I've stumbled upon this question in my econometric textbook and can't work out the right answer. The question:
Consider $$Y_t = B_2Y_{t-1} + u_t\\ \\ u_t = pu_{t-1} + \epsilon_t\\ $$
where $ \epsilon $ ~ N (0,1), absolute values of $B_2$ and p are less than one and
$Y_0 = 0 $ and $u_0 = \epsilon_0$
Show that $$ plim b_2^{OLS} = \frac {B_2 + p}{1+B_2p}$$
I've decomposed it into $$B_2 + \frac{covariance [Y_{t-1}, u_t]}{variance [Y_{t-1}]}$$ but the final answer is different from the textbook's.

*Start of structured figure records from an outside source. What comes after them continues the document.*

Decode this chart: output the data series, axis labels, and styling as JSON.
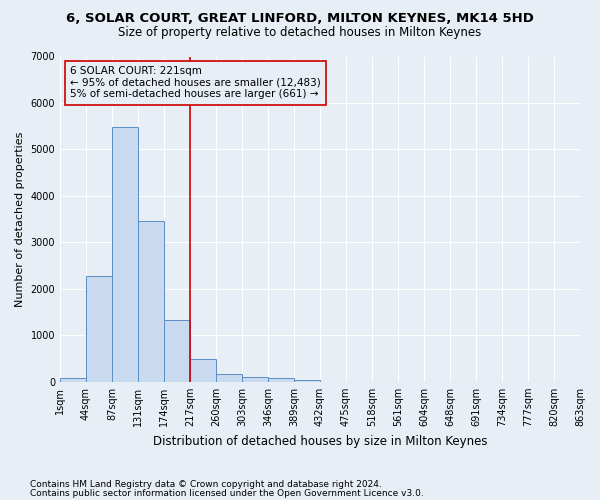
{
  "title1": "6, SOLAR COURT, GREAT LINFORD, MILTON KEYNES, MK14 5HD",
  "title2": "Size of property relative to detached houses in Milton Keynes",
  "xlabel": "Distribution of detached houses by size in Milton Keynes",
  "ylabel": "Number of detached properties",
  "bar_values": [
    75,
    2280,
    5480,
    3450,
    1320,
    480,
    165,
    105,
    75,
    40,
    0,
    0,
    0,
    0,
    0,
    0,
    0,
    0,
    0,
    0
  ],
  "bar_labels": [
    "1sqm",
    "44sqm",
    "87sqm",
    "131sqm",
    "174sqm",
    "217sqm",
    "260sqm",
    "303sqm",
    "346sqm",
    "389sqm",
    "432sqm",
    "475sqm",
    "518sqm",
    "561sqm",
    "604sqm",
    "648sqm",
    "691sqm",
    "734sqm",
    "777sqm",
    "820sqm",
    "863sqm"
  ],
  "bar_color": "#c9d9f0",
  "bar_edge_color": "#5b8ec4",
  "vline_x": 5,
  "vline_color": "#cc0000",
  "annotation_line1": "6 SOLAR COURT: 221sqm",
  "annotation_line2": "← 95% of detached houses are smaller (12,483)",
  "annotation_line3": "5% of semi-detached houses are larger (661) →",
  "annotation_box_color": "#cc0000",
  "background_color": "#e8eef5",
  "plot_bg_color": "#e8eef5",
  "ylim": [
    0,
    7000
  ],
  "yticks": [
    0,
    1000,
    2000,
    3000,
    4000,
    5000,
    6000,
    7000
  ],
  "footnote1": "Contains HM Land Registry data © Crown copyright and database right 2024.",
  "footnote2": "Contains public sector information licensed under the Open Government Licence v3.0.",
  "title1_fontsize": 9.5,
  "title2_fontsize": 8.5,
  "xlabel_fontsize": 8.5,
  "ylabel_fontsize": 8,
  "tick_fontsize": 7,
  "annotation_fontsize": 7.5,
  "footnote_fontsize": 6.5
}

All help really appreciated.
Edit: my answer so far.
$var(u_t)=var \sum_{i=0}^tp^i\epsilon_{t-i} = \sum_{i=0}^tvar(p^i\epsilon_{t-i}) = \sum_{i=0}^tp^{2i}var(\epsilon_{t-i}) = \sum_{i=0}^tp^{2i}$
As $t \to \infty, $ $$var(u_t) \to \frac{1}{1-p^2}$$
$Cov[Y_{t-1},u_t] = Cov[B_2Y_{t-2} + u_{t-1},pu_{t-1} + \epsilon_t]$
The epsilon has no covariance with the two terms, so the expression changes to $$ Cov[Y_{t-1},u_t] = B_2p Cov[Y_{t-2},u_{t-1}] + pvar(u_{t-1})$$
The two expressions for covariance are the same as t$ \to \infty$ so I end up with
$$ Cov[Y_{t-1},u_t] = \frac{pvar(u_{t-1})}{1-B_2p} = \frac{p}{(1-p^2)(1-B_2p)} $$
For the variance of $Y_{t-1}$ I have $var \sum_{i=0}^tB_2^iu_{t-i} = \sum_{i=0}^tB_2^{2i}var(u_{t-i})$
Yesterday I proceeded by substituting in the value for the variance of $u_t$ which I derived, but I now realise that's wrong since that is the plim of its variance and what I'm looking for is the sum of the individual variances of each $u_t$. Do I have to substitute the epsilons for each $u_t$ like so?
$var \sum_{i=0}^tB_2^iu_{t-i} = \sum_{i=0}^tB_2^{2i}var(\sum_{k=0}^ip^k\epsilon_{i-k})$
Hm, I question whether the answer from your book is correct.
From $|p|<1$ and the AR(1) specification
$$ u_t = p u_{t-1} + \epsilon_t, $$
we get the one-sided MA($\infty$) representation
$$ u_t = \sum_{s=0}^{\infty} p^s \epsilon_{t-s}. $$
If $\epsilon_t$'s have mean $0$ and are uncorrelated, the ACF of $\{ u_t \}$ is
$$ \gamma(m) = \frac{p^m}{1-p^2}. $$
In particular, like you said, the variance of $u_t = \gamma(0) = \frac{1}{1-p^2}$. Similarly,
$$ Y_t = \sum_{s=0}^{\infty} B^s u_{t-s}. $$
$\{ Y_t \}$ is weakly stationary like $\{ u_t \}$, and has variance
$$ \gamma(0) \sum_{s=0}^{\infty} B^{2s}+ \gamma(1) B \sum_{s=0}^{\infty} B^{2s} + \cdots = \frac{1}{1-B^2} \sum_{m=0}^{\infty} \gamma(m) B^m. $$
Plugging in $\gamma(m)$ gives
$$ Var(Y_t) = \frac{1}{1-B^2} \cdot \frac{1}{1-p^2} \cdot \frac{1}{1-Bp}. $$
As you said, the OLS estimator converges in probability to
$$ B + \frac{Cov(u_t, Y_{t-1})}{Var(Y_{t-1})}. $$
(One needs to quote a relevant LLN here but some econometrics books are sloppy about these things.) The term $Cov(u_t, Y_{t-1})$ can be computed again using the MA-representation:
$$ Cov(u_t, Y_{t-1}) = Cov(u_t, \sum_{s=0}^{\infty} B^s u_{t-1-s}) = \sum_{s=0}^{\infty} B^s \gamma(s+1) = \frac{p}{1-p^2} \cdot \frac{1}{1-Bp}. $$
Putting it together, you get
$$ \frac{Cov(u_t, Y_{t-1})}{Var(Y_t)} = p(1-B^2). $$
I don't know where the factor $\frac{1}{1+Bp}$ in your book comes from.